Николая увели, даже не дав попрощаться с сыном. Я видела, как он шел, ковыляя, с непокрытой головой, в старом отцовском пиджаке с заплатой на локте, и слезы лились у меня из глаз. Мне хотелось броситься вслед за ним, разделить его участь. Уже в конце улицы, у поворота он оглянулся и помахал мне рукой. Он словно пытался меня ободрить…

Не могу передать, что творилось у нас в доме, какой переполох. Мои родители дрожали от страха, что теперь немцы заберут и расстреляют нас всех. Отец поспешил вынести из подвала все вещи, предупредив меня и мать, чтобы мы не признавались, что прятали Николая, а говорили, будто бы он скитался неизвестно где и только в этот, последний день заглянул проведать жену и сына.
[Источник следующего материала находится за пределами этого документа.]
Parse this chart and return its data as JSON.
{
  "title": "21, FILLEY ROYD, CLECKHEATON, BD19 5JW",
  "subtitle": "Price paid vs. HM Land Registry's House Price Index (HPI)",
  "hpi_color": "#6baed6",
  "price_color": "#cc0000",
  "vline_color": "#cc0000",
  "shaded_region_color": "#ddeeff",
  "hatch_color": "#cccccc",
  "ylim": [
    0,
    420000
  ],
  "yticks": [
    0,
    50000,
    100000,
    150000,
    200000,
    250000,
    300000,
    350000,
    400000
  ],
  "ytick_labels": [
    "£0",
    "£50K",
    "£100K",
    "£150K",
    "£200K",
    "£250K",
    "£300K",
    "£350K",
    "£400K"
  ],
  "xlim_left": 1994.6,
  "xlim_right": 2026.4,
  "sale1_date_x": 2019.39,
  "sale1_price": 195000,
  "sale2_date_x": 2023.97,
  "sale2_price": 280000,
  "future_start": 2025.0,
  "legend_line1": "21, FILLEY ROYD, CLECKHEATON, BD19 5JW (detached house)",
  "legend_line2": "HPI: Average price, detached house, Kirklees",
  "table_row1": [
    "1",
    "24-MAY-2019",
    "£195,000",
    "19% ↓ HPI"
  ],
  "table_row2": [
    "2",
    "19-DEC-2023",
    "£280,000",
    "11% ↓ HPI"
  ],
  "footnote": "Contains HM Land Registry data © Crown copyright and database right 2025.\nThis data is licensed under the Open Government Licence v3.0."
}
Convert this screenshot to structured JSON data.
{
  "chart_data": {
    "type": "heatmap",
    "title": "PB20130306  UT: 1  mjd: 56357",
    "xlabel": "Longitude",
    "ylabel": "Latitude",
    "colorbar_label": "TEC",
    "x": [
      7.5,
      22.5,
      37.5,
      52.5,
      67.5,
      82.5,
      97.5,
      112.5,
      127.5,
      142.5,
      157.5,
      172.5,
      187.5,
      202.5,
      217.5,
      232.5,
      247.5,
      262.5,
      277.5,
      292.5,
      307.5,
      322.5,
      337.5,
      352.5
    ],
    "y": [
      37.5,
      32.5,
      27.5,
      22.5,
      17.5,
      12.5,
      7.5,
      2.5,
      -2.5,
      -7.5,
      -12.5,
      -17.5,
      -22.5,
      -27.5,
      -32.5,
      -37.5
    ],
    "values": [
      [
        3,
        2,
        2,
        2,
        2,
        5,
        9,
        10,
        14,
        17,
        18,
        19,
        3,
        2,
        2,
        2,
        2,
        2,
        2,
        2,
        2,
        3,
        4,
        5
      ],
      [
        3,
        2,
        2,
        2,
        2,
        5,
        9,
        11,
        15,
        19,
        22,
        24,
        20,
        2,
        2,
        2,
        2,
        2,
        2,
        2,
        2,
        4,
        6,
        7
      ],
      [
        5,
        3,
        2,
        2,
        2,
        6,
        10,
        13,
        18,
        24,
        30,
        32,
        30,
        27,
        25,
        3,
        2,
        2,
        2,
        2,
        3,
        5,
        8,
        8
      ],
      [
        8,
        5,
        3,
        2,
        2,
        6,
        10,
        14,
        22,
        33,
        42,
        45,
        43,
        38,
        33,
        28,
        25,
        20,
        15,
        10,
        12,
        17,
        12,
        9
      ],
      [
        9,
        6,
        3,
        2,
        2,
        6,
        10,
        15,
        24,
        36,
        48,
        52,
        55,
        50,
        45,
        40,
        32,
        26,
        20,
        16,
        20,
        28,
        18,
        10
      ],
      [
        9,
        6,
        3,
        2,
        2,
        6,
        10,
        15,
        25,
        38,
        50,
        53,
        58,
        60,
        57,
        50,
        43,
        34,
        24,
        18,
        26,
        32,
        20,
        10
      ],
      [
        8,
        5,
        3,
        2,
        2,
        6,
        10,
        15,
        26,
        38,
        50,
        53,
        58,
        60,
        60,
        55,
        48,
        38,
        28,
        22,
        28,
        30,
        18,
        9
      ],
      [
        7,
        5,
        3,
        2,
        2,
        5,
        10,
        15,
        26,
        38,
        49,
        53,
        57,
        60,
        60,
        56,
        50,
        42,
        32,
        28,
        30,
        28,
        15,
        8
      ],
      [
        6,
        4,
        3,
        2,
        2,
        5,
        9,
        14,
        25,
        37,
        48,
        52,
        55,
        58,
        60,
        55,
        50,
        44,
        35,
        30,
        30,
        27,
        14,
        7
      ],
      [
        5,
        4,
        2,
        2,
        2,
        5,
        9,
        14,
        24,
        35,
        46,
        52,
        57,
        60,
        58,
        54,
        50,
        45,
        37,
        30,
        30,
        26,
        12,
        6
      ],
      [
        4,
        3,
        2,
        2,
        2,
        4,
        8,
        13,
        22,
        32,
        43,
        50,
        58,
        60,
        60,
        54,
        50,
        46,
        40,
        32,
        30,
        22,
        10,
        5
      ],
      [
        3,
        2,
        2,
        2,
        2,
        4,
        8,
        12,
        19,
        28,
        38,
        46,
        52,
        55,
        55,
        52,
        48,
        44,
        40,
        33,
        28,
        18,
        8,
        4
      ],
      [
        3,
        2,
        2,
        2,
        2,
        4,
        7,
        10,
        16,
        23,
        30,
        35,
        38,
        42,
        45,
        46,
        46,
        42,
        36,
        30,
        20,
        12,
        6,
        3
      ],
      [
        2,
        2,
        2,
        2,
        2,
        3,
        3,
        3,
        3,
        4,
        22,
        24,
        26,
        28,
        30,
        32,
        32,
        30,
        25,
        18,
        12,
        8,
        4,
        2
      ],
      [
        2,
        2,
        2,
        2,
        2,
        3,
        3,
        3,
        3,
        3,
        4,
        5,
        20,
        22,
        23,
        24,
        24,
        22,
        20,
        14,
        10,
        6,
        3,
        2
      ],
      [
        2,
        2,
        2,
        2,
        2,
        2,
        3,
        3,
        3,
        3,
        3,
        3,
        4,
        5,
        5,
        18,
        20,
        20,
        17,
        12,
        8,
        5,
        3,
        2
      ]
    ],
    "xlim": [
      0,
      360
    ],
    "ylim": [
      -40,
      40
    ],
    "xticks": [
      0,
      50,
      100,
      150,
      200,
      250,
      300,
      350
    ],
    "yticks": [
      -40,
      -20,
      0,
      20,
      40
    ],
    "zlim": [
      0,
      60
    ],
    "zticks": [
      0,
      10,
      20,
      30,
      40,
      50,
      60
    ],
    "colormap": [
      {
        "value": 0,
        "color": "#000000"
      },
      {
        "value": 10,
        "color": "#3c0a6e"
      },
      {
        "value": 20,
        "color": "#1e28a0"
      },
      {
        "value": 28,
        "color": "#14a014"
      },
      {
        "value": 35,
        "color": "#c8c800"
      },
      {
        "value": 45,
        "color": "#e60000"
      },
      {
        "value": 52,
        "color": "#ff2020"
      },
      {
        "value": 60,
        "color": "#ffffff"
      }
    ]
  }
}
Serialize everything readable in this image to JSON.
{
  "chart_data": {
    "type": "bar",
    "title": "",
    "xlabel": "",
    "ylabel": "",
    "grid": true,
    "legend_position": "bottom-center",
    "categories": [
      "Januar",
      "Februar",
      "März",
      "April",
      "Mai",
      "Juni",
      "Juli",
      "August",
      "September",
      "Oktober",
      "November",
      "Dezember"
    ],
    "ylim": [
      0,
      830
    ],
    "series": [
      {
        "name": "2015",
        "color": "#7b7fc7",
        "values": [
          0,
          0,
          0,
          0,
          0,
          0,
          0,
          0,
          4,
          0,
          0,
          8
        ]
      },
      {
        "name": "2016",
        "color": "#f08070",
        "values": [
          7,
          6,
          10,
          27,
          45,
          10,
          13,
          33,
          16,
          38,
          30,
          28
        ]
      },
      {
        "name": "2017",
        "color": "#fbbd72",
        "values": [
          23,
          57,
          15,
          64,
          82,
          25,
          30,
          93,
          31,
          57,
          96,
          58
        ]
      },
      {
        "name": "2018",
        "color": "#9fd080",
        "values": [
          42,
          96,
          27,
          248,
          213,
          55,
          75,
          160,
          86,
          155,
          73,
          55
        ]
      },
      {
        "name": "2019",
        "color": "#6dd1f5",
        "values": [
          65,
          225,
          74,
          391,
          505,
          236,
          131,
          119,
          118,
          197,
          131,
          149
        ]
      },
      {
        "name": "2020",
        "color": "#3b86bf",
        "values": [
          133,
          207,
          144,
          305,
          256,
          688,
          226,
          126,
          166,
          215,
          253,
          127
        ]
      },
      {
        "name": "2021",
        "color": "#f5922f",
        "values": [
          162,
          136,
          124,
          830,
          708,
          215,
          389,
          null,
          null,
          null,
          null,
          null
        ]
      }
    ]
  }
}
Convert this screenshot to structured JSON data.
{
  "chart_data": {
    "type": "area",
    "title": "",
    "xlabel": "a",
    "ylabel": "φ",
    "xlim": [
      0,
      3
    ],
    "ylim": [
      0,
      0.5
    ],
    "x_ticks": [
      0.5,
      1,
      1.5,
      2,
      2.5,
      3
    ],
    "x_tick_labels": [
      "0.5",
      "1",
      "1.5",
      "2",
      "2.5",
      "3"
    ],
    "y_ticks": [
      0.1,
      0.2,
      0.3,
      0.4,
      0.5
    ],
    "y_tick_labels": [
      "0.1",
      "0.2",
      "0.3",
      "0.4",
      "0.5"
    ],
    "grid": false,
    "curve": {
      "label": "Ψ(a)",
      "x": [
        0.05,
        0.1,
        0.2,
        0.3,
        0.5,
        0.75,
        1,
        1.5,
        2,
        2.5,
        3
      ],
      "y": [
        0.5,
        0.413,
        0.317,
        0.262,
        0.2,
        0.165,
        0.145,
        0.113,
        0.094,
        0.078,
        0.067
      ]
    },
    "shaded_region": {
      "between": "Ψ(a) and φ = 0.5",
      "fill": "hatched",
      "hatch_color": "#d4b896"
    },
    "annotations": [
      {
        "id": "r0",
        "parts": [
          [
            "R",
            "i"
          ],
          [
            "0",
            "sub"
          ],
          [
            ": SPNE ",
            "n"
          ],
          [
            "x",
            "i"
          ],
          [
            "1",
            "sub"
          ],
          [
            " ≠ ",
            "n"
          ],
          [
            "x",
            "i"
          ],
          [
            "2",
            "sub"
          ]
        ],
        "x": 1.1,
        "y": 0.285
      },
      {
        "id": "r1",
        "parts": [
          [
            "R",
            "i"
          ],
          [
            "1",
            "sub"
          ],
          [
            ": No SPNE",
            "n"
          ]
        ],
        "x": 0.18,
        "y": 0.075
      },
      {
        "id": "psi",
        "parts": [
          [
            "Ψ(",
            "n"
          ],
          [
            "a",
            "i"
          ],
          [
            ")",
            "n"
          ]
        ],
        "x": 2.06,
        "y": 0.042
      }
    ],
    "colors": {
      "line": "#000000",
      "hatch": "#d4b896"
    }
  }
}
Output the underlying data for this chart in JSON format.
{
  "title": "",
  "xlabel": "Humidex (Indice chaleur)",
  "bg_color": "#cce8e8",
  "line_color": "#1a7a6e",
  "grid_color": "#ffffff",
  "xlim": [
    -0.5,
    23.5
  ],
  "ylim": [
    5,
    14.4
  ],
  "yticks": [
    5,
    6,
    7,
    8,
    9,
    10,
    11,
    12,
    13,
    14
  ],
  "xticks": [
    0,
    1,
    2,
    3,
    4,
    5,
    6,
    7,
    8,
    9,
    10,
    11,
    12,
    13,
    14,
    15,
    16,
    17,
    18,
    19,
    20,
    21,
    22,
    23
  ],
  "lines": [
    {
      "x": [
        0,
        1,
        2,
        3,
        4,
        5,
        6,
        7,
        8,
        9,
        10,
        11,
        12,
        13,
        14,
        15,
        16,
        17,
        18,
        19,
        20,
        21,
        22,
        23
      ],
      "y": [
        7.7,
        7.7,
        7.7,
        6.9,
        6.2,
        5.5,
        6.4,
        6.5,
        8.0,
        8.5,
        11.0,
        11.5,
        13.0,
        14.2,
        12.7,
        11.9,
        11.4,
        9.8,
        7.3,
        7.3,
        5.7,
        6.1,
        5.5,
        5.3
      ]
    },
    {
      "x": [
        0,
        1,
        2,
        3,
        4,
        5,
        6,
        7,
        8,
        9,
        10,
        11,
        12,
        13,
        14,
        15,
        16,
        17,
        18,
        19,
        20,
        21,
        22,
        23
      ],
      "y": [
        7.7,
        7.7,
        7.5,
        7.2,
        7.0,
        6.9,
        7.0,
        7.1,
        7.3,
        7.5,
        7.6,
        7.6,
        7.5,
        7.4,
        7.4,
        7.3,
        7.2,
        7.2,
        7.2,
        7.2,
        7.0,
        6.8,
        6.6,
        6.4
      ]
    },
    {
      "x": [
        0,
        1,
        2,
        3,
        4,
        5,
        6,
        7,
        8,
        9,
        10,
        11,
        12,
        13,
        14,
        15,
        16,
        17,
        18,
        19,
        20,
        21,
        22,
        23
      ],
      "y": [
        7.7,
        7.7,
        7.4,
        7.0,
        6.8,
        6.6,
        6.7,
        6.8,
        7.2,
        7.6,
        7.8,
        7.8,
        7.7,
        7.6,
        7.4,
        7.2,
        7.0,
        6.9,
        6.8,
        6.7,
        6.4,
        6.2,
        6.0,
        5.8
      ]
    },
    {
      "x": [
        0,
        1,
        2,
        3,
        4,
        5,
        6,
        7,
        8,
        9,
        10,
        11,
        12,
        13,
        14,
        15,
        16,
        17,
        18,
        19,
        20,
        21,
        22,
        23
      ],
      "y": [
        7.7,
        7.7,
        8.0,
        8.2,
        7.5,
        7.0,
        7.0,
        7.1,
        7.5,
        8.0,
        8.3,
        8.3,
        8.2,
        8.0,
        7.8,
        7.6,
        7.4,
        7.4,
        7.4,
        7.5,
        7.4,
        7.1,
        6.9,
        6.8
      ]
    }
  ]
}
Однако нам повезло. Немцы почему-то не только не забрали нас, но даже не пришли с обыском. Несколько дней мы не смыкали глаз ни днем, ни ночью, но опасность миновала нашу семью. А может быть, отец дал жандарму или полицаям взятку. Но я была тогда в таком состоянии, что не думала ни о чем, кроме как о судьбе Николая.

Наконец моя мать не выдержала, видя, что я хожу сама не своя, и призналась под большим секретом, что отцу удалось узнать, вероятно, от того же жандарма или полицаев, будто Николая по распоряжению коменданта отправили в лагерь военнопленных. Представьте, как я обрадовалась. И решила, не говоря ничего родителям, сама пойти в комендатуру и добиться разрешения на свидание с мужем.